一方で低い目標設定では簡単に達成できるため、こちらもあまり意味がありません。社員が挑戦しがいのある目標を設定し、上司とともに課題を解決しながら進めて行くことで飛躍的な成長につなげられます。
目標の数を多くしすぎない
目標は1〜3個ぐらいを目安にしましょう。多すぎると、すべてが中途半端に終わる可能性があります。個人と組織がともに成長できる目標にフォーカスすることが大事です。
適切な数は個人個人で異なるでしょう。複数個設定する場合には、難易度に差をつけるのも一つの手です。比較的簡単な目標と挑戦しがいのある目標の2つを設定するのもいいでしょう。
周りの意見を取り入れすぎない
目標は上司と相談しながら決めるものですが、周りの人の意見を取り入れすぎず、自分で納得のいく目標を設定しましょう。やりたくないことを目標に据えたり、上司の顔を伺いながら目標を決めると、モチベーションが続きません。

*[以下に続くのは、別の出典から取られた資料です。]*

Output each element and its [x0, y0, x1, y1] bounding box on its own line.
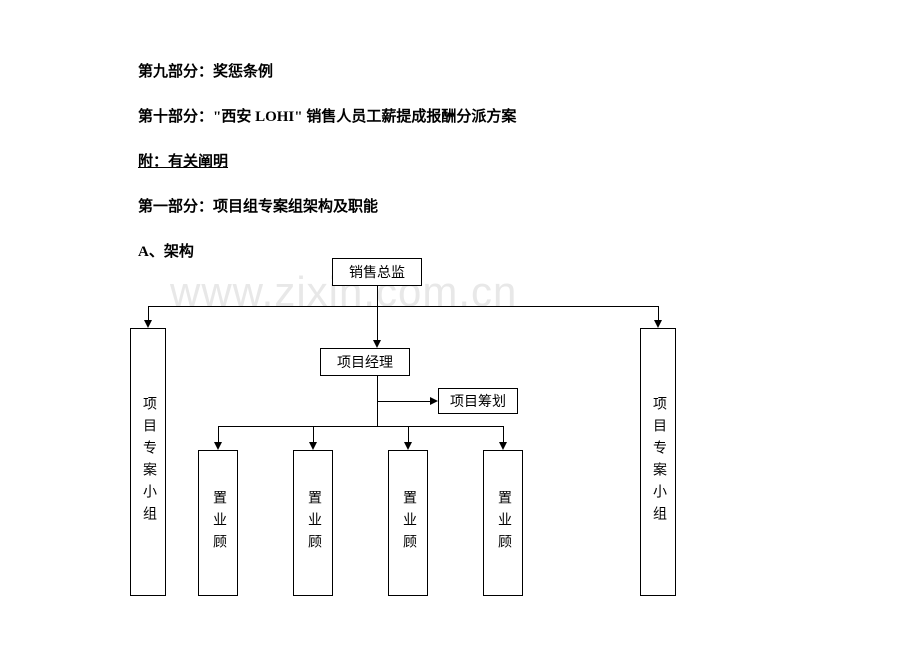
- node-label: 置业顾: [398, 482, 418, 564]
- arrow-icon: [373, 340, 381, 348]
- node-label: 置业顾: [493, 482, 513, 564]
- arrow-icon: [654, 320, 662, 328]
- node-label: 项目经理: [337, 352, 393, 372]
- attachment-title: 附：有关阐明: [138, 150, 820, 171]
- node-label: 置业顾: [208, 482, 228, 564]
- arrow-icon: [214, 442, 222, 450]
- node-project-group-left: 项目专案小组: [130, 328, 166, 596]
- connector: [377, 286, 378, 306]
- node-label: 项目专案小组: [138, 388, 158, 536]
- part9-title: 第九部分：奖惩条例: [138, 60, 820, 81]
- arrow-icon: [144, 320, 152, 328]
- connector: [377, 401, 378, 426]
- node-sales-director: 销售总监: [332, 258, 422, 286]
- node-label: 销售总监: [349, 262, 405, 282]
- arrow-icon: [404, 442, 412, 450]
- node-consultant-4: 置业顾: [483, 450, 523, 596]
- connector: [377, 306, 378, 342]
- node-consultant-3: 置业顾: [388, 450, 428, 596]
- part1-title: 第一部分：项目组专案组架构及职能: [138, 195, 820, 216]
- node-label: 项目筹划: [450, 391, 506, 411]
- node-consultant-1: 置业顾: [198, 450, 238, 596]
- org-chart: 销售总监 项目专案小组 项目专案小组 项目经理 项目筹划 置业顾: [130, 258, 790, 638]
- node-label: 置业顾: [303, 482, 323, 564]
- node-project-manager: 项目经理: [320, 348, 410, 376]
- connector: [148, 306, 658, 307]
- node-label: 项目专案小组: [648, 388, 668, 536]
- arrow-icon: [499, 442, 507, 450]
- node-project-group-right: 项目专案小组: [640, 328, 676, 596]
- node-consultant-2: 置业顾: [293, 450, 333, 596]
- connector: [377, 401, 431, 402]
- connector: [377, 376, 378, 401]
- part10-title: 第十部分："西安 LOHI" 销售人员工薪提成报酬分派方案: [138, 105, 820, 126]
- node-project-planning: 项目筹划: [438, 388, 518, 414]
- arrow-icon: [309, 442, 317, 450]
- arrow-icon: [430, 397, 438, 405]
- connector: [218, 426, 503, 427]
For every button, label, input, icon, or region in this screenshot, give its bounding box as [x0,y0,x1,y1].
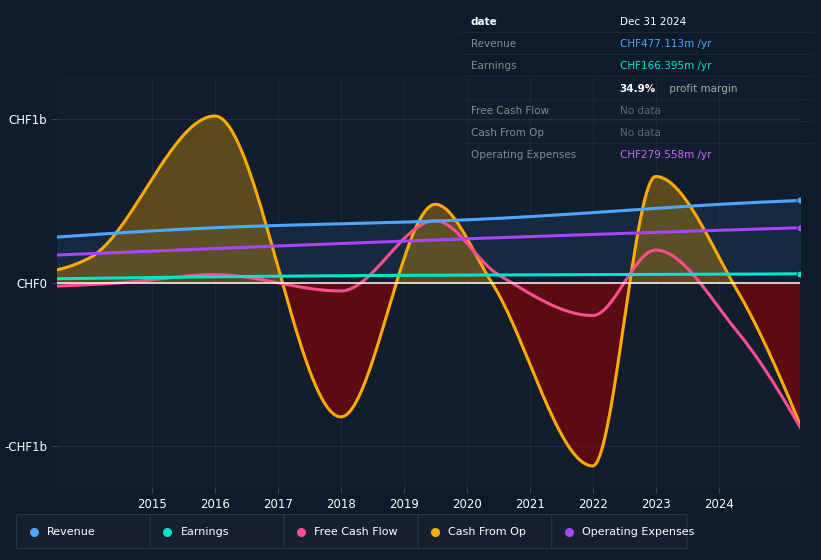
FancyBboxPatch shape [418,515,553,549]
Text: Cash From Op: Cash From Op [470,128,544,138]
Text: No data: No data [620,106,661,116]
FancyBboxPatch shape [552,515,687,549]
Text: Free Cash Flow: Free Cash Flow [470,106,548,116]
Text: CHF279.558m /yr: CHF279.558m /yr [620,150,711,160]
Text: CHF477.113m /yr: CHF477.113m /yr [620,39,711,49]
Text: Free Cash Flow: Free Cash Flow [314,526,398,536]
Text: Cash From Op: Cash From Op [448,526,526,536]
FancyBboxPatch shape [150,515,286,549]
Text: Operating Expenses: Operating Expenses [582,526,695,536]
Text: Earnings: Earnings [470,62,516,72]
Text: 34.9%: 34.9% [620,83,656,94]
Text: date: date [470,17,498,27]
Text: No data: No data [620,128,661,138]
FancyBboxPatch shape [284,515,420,549]
Text: Revenue: Revenue [47,526,95,536]
Text: Operating Expenses: Operating Expenses [470,150,576,160]
Text: Revenue: Revenue [470,39,516,49]
Text: Earnings: Earnings [181,526,229,536]
Text: Dec 31 2024: Dec 31 2024 [620,17,686,27]
Text: CHF166.395m /yr: CHF166.395m /yr [620,62,711,72]
FancyBboxPatch shape [16,515,152,549]
Text: profit margin: profit margin [666,83,737,94]
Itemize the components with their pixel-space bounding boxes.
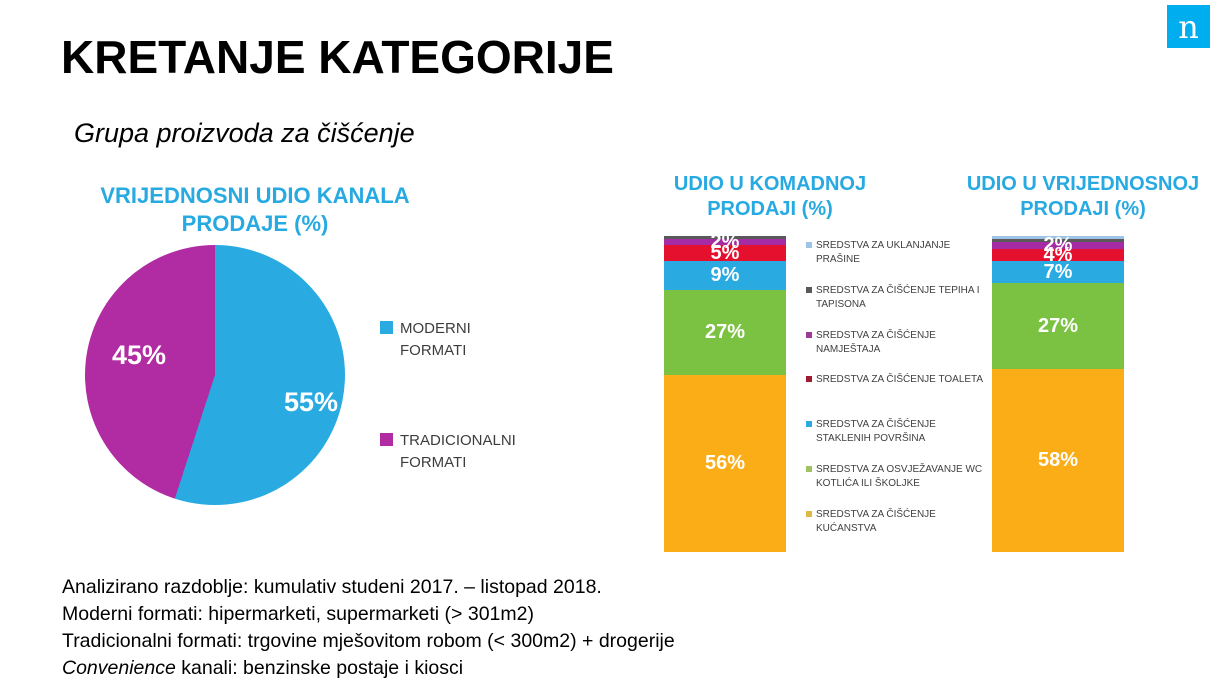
bar-segment: 9% (664, 261, 786, 290)
bar-segment (992, 239, 1124, 243)
nielsen-logo-letter: n (1178, 7, 1199, 46)
pie (85, 245, 345, 505)
legend-swatch (380, 321, 393, 334)
legend-swatch (806, 332, 812, 338)
legend-swatch (806, 376, 812, 382)
bar-segment: 56% (664, 375, 786, 552)
bar-segment-label: 27% (704, 321, 746, 344)
footer-line: Analizirano razdoblje: kumulativ studeni… (62, 576, 602, 598)
bar-legend: SREDSTVA ZA UKLANJANJE PRAŠINE SREDSTVA Z… (806, 236, 988, 556)
bar-segment: 7% (992, 261, 1124, 284)
legend-label: SREDSTVA ZA OSVJEŽAVANJE WC KOTLIĆA ILI … (816, 464, 983, 489)
legend-label: SREDSTVA ZA UKLANJANJE PRAŠINE (816, 240, 951, 265)
legend-label: SREDSTVA ZA ČIŠĆENJE TOALETA (816, 374, 984, 385)
legend-swatch (806, 287, 812, 293)
stacked-bar-1: 2% 5% 9% 27% 56% (664, 232, 786, 552)
legend-swatch (806, 242, 812, 248)
page-title: KRETANJE KATEGORIJE (61, 31, 614, 83)
footer-notes: Analizirano razdoblje: kumulativ studeni… (62, 574, 675, 679)
legend-item: SREDSTVA ZA ČIŠĆENJE KUĆANSTVA (806, 508, 986, 536)
legend-swatch (806, 511, 812, 517)
bar-segment-label: 56% (704, 452, 746, 475)
legend-swatch (380, 433, 393, 446)
bar2-chart-title: UDIO U VRIJEDNOSNOJ PRODAJI (%) (966, 173, 1200, 220)
bar-segment: 2% (664, 232, 786, 252)
legend-label: SREDSTVA ZA ČIŠĆENJE KUĆANSTVA (816, 509, 936, 534)
legend-label: SREDSTVA ZA ČIŠĆENJE NAMJEŠTAJA (816, 330, 936, 355)
bar-segment: 5% (664, 242, 786, 265)
pie-slice-label-tradicionalni: 45% (112, 340, 167, 370)
pie-chart-title: VRIJEDNOSNI UDIO KANALA PRODAJE (%) (100, 183, 410, 236)
bar-segment-label: 4% (1043, 243, 1073, 266)
bar-segment (664, 236, 786, 240)
bar-segment: 4% (992, 245, 1124, 265)
nielsen-logo: n (1167, 5, 1210, 48)
legend-label: TRADICIONALNI FORMATI (400, 432, 516, 471)
bar1-chart-title: UDIO U KOMADNOJ PRODAJI (%) (673, 173, 867, 220)
bar-segment-label: 2% (1043, 234, 1073, 257)
bar-segment-label: 27% (1037, 315, 1079, 338)
legend-label: SREDSTVA ZA ČIŠĆENJE TEPIHA I TAPISONA (816, 285, 980, 310)
legend-item: SREDSTVA ZA UKLANJANJE PRAŠINE (806, 239, 986, 267)
legend-swatch (806, 466, 812, 472)
bar-segment: 58% (992, 368, 1124, 552)
page-subtitle: Grupa proizvoda za čišćenje (74, 118, 415, 148)
footer-line: Convenience kanali: benzinske postaje i … (62, 655, 675, 679)
stacked-bar-2: 2% 4% 7% 27% 58% (992, 235, 1124, 552)
legend-label: SREDSTVA ZA ČIŠĆENJE STAKLENIH POVRŠINA (816, 419, 936, 444)
pie-slice-label-moderni: 55% (284, 387, 339, 417)
legend-swatch (806, 421, 812, 427)
bar-segment-label: 2% (710, 231, 740, 254)
legend-label: MODERNI FORMATI (400, 320, 471, 359)
footer-line-italic-word: Convenience (62, 657, 176, 679)
bar-segment-label: 7% (1043, 261, 1073, 284)
bar-segment-label: 5% (710, 242, 740, 265)
legend-item: SREDSTVA ZA ČIŠĆENJE NAMJEŠTAJA (806, 329, 986, 357)
bar-segment: 2% (992, 235, 1124, 255)
footer-line-rest: kanali: benzinske postaje i kiosci (175, 657, 464, 679)
legend-item: SREDSTVA ZA OSVJEŽAVANJE WC KOTLIĆA ILI … (806, 463, 986, 491)
bar-segment-label: 58% (1037, 449, 1079, 472)
legend-item: SREDSTVA ZA ČIŠĆENJE TOALETA (806, 373, 986, 387)
bar-segment-label: 9% (710, 264, 740, 287)
legend-item: SREDSTVA ZA ČIŠĆENJE STAKLENIH POVRŠINA (806, 418, 986, 446)
bar-segment (992, 236, 1124, 240)
bar-segment: 27% (664, 289, 786, 376)
legend-item: SREDSTVA ZA ČIŠĆENJE TEPIHA I TAPISONA (806, 284, 986, 312)
footer-line: Tradicionalni formati: trgovine mješovit… (62, 630, 675, 652)
pie-legend-item-moderni: MODERNI FORMATI (380, 318, 528, 362)
footer-line: Moderni formati: hipermarketi, supermark… (62, 603, 534, 625)
bar-segment: 27% (992, 283, 1124, 369)
pie-legend-item-tradicionalni: TRADICIONALNI FORMATI (380, 430, 528, 474)
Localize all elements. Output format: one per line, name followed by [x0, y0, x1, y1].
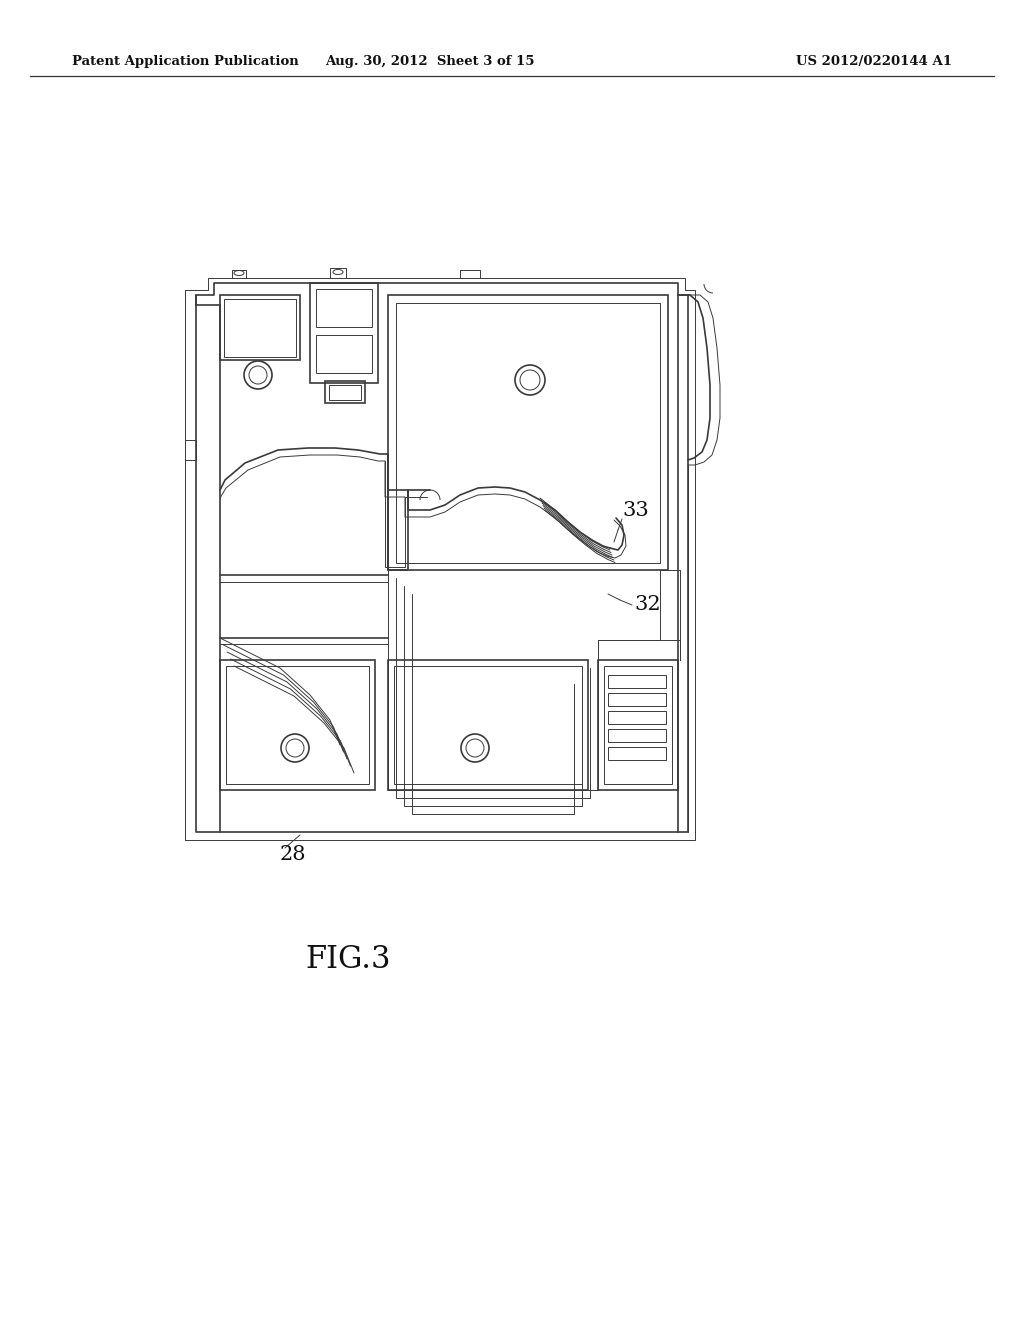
Bar	[608, 729, 666, 742]
Bar	[220, 660, 375, 789]
Bar	[329, 385, 361, 400]
Bar	[316, 335, 372, 374]
Bar	[325, 381, 365, 403]
Bar	[220, 294, 300, 360]
Bar	[608, 711, 666, 723]
Bar	[310, 282, 378, 383]
Text: Aug. 30, 2012  Sheet 3 of 15: Aug. 30, 2012 Sheet 3 of 15	[326, 55, 535, 69]
Bar	[316, 289, 372, 327]
Text: FIG.3: FIG.3	[305, 945, 391, 975]
Bar	[608, 675, 666, 688]
Bar	[608, 747, 666, 760]
Text: 32: 32	[634, 595, 660, 615]
Text: 33: 33	[622, 500, 649, 520]
Bar	[608, 693, 666, 706]
Bar	[388, 660, 588, 789]
Bar	[396, 304, 660, 564]
Text: US 2012/0220144 A1: US 2012/0220144 A1	[796, 55, 952, 69]
Bar	[604, 667, 672, 784]
Bar	[394, 667, 582, 784]
Text: 28: 28	[280, 846, 306, 865]
Bar	[388, 294, 668, 570]
Bar	[224, 300, 296, 356]
Bar	[226, 667, 369, 784]
Bar	[598, 660, 678, 789]
Text: Patent Application Publication: Patent Application Publication	[72, 55, 299, 69]
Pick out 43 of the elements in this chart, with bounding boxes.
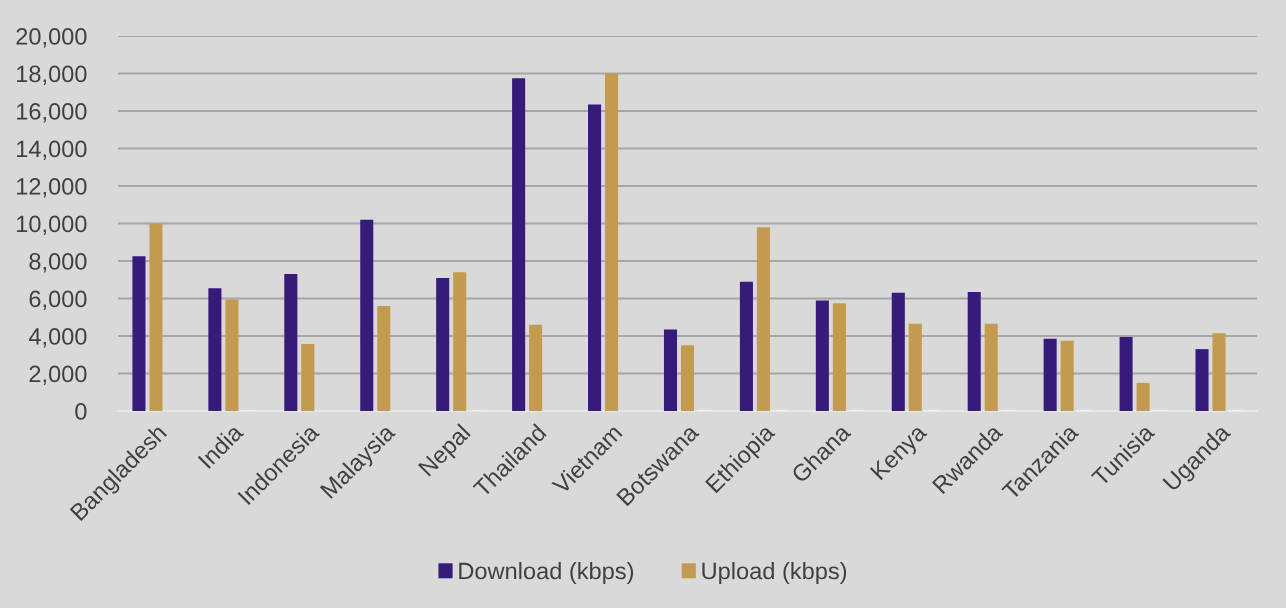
bar xyxy=(663,329,678,411)
bar xyxy=(815,300,829,411)
bar xyxy=(284,274,298,411)
bar xyxy=(1195,349,1209,411)
bar xyxy=(301,344,315,411)
y-tick-label: 2,000 xyxy=(29,365,87,386)
bar xyxy=(149,223,163,411)
bar xyxy=(1060,340,1074,411)
y-tick-label: 18,000 xyxy=(17,65,87,86)
bar xyxy=(512,78,526,411)
bar xyxy=(453,272,467,411)
bar xyxy=(1136,382,1150,411)
bar xyxy=(984,323,998,411)
bar xyxy=(756,227,770,411)
bar xyxy=(360,219,374,411)
bar xyxy=(1119,336,1133,411)
bar xyxy=(529,324,543,411)
bar xyxy=(588,104,602,411)
bar xyxy=(225,299,239,411)
legend-label: Download (kbps) xyxy=(459,561,634,584)
bar xyxy=(1212,333,1226,411)
bar xyxy=(680,345,695,411)
y-tick-label: 14,000 xyxy=(17,140,87,161)
y-tick-label: 6,000 xyxy=(29,290,87,311)
y-tick-label: 12,000 xyxy=(17,178,87,198)
bar xyxy=(132,256,146,411)
bar xyxy=(967,291,981,411)
legend-label: Upload (kbps) xyxy=(702,561,847,584)
y-tick-label: 0 xyxy=(75,403,87,420)
bar xyxy=(436,277,450,411)
bar xyxy=(832,303,846,411)
y-tick-label: 4,000 xyxy=(28,328,87,348)
y-tick-label: 20,000 xyxy=(16,28,87,48)
y-tick-label: 8,000 xyxy=(29,253,87,273)
bar xyxy=(208,288,222,411)
y-tick-label: 10,000 xyxy=(17,215,87,236)
bar xyxy=(891,292,905,411)
bar xyxy=(1043,338,1057,411)
bar xyxy=(908,323,922,411)
bar xyxy=(739,281,753,411)
bar xyxy=(605,73,619,411)
y-tick-label: 16,000 xyxy=(17,103,87,123)
bar xyxy=(377,306,391,411)
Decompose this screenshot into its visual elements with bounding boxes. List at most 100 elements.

業務の生産性と仕事に対する興味は直結します。日々の業務に積極的にのぞむためにも、自分と向き合いながら、必要なスキルや足りないスキルを見出すことが大事です。
作成したまま放置しない
目標を達成するためには、定期的な進捗確認を行いましょう。目標の達成度合いと内容を照らし合わせてチェックすることが大事です。
目標に届かなそうな場合にはやり方やマインドを変える必要があります。上司と相談しながら、仕事の進め方を工夫しましょう。必要であれば目標の調整や更新も行いましょう。
まとめ
今回はマネジメントを担うリーダーや個人目標シートをはじめて作成することになった社員に向けて、個人目標シートの目的や書き方、注意点、テンプレート5選などを紹介しました。
個人目標シートは社員の成長やモチベーションアップのために不可欠です。達成可能な目標を設定し、定期的に進捗確認することが大事です。目標を設定する際にはSMARTの法則を使うと、より実効性の高い目標が作成できるでしょう。
個人目標シートをうまく活用して、個人と組織の両方の成長を実現させましょう。